Chroniques

par laurent bergnach

Bojan Gorišek et le Quatuor Diotima
programme George Crumb

Opéra Comique, Paris
- 17 juin 2008
le compositeur américain George Crumb à l'honneur de cette soirée
© sarah shatz

Cette soirée consacrée à George Crumb (né en 1929) propose tout d’abord de retrouver le spécialiste slovène de la musique contemporaine, l’exceptionnel Bojan Gorišek, découvert au dernier MIDEM dans un programme unissant l’auteur de Gnomic Variations à Glass et Satie [lire notre chronique du 29 janvier 2008]. Ce soir, il joue neuf des vingt-quatre pièces qui composent Makrokosmos : écrite en 1972 (volume I) et 1973 (volume II), l’œuvre s’inspire des Préludes de Debussy, de Bartók ainsi que du schéma zodiacal. La préparation, l’amplification, les références à la tradition classique du piano s’y mêlent aux interventions de son utilisateur (sifflement, psalmodie, grognement, etc.)

On a souvent cité les influences orientales de Crumb ; avec son ostinato entêtant et ces bandes de papiers coincées entre les cordes qui transforment le piano en cymbalum, Morning Music (Genesis II) nous entraîne d’emblée vers Europe centrale. Pour Ghost-Nocturne... (Night-Spell II), c’est un verre qui modifie le son, lui donnant l’apparence d’une guitare électrique miaulant, tandis que le pianiste s’exprime à l’aide de nasales. L’inventivité est plus discrète en ce qui concerne Rain-Death variations, prélude aux déflagrations monstrueusement orchestrales de Twin Suns (Doppelgänger aus der Ewigkeit), à son Dies Irae résonnant dans un halo de grincements pédalisés.
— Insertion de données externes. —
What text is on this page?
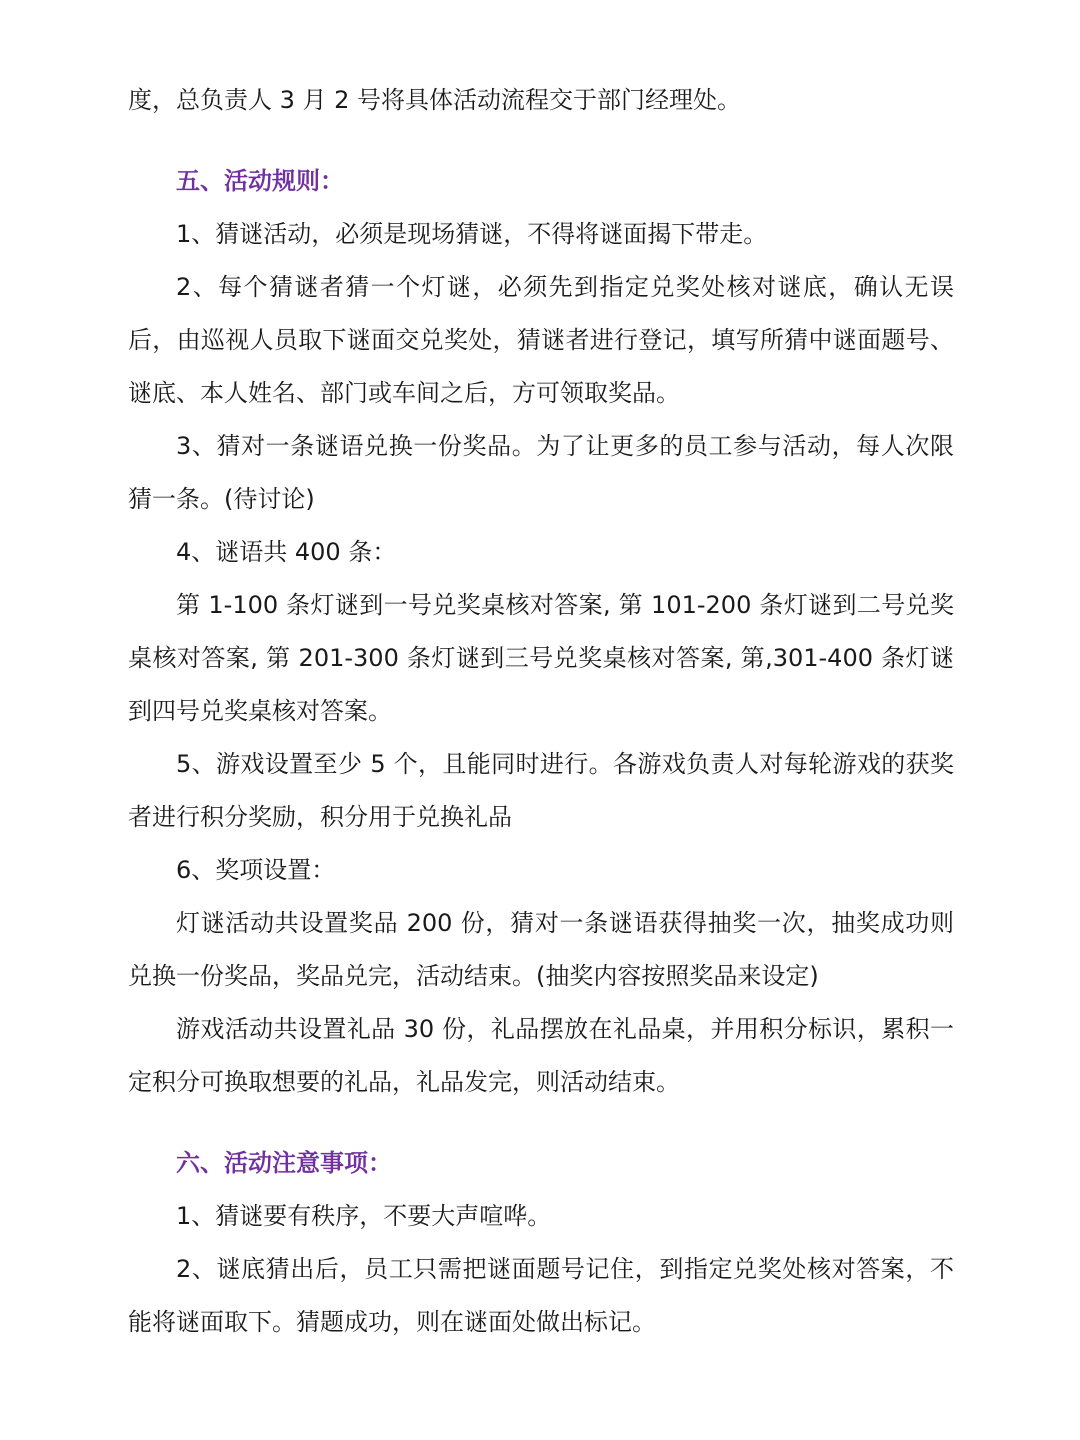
度，总负责人 3 月 2 号将具体活动流程交于部门经理处。

五、活动规则：

1、猜谜活动，必须是现场猜谜，不得将谜面揭下带走。

2、每个猜谜者猜一个灯谜，必须先到指定兑奖处核对谜底，确认无误后，由巡视人员取下谜面交兑奖处，猜谜者进行登记，填写所猜中谜面题号、谜底、本人姓名、部门或车间之后，方可领取奖品。

3、猜对一条谜语兑换一份奖品。为了让更多的员工参与活动，每人次限猜一条。(待讨论)

4、谜语共 400 条：

第 1-100 条灯谜到一号兑奖桌核对答案, 第 101-200 条灯谜到二号兑奖桌核对答案, 第 201-300 条灯谜到三号兑奖桌核对答案, 第,301-400 条灯谜到四号兑奖桌核对答案。

5、游戏设置至少 5 个，且能同时进行。各游戏负责人对每轮游戏的获奖者进行积分奖励，积分用于兑换礼品

6、奖项设置：

灯谜活动共设置奖品 200 份，猜对一条谜语获得抽奖一次，抽奖成功则兑换一份奖品，奖品兑完，活动结束。(抽奖内容按照奖品来设定)

游戏活动共设置礼品 30 份，礼品摆放在礼品桌，并用积分标识，累积一定积分可换取想要的礼品，礼品发完，则活动结束。

六、活动注意事项：

1、猜谜要有秩序，不要大声喧哗。

2、谜底猜出后，员工只需把谜面题号记住，到指定兑奖处核对答案，不能将谜面取下。猜题成功，则在谜面处做出标记。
Tora ! Tora ! Tora ! (Cadenza Apocalittica) recèle une citation de Chopin d’une inquiétante étrangeté, tandis que Liszt apparaît sous les notes d’A Prophecy of Nostradamus. Cependant, on n’est pas dans un jeu simplet de citations : le travail de Crumb va systématiquement au-delà, comme nous le prouve Dream Images (Love-Death Music) qui convoque de nouveau Chopin et Debussy. Quant à l’exultation qui soutient Litany of the Galactic Bells, c’est aux couleurs de Gershwin (parfait, pour ces Rumeurs...) et de Messiaen qu’elle ramène. Dernière pièce du cycle, le paisible Agnus Dei clôt également cette première partie de concert. On félicitera le soliste de jouer tout cela par cœur, mais non le public d’oser greffer à ce magnifique travail bruits de gorge, d’éventail et de sac à main, tant d’autres choses qu’habituellement on garde pour le restaurant.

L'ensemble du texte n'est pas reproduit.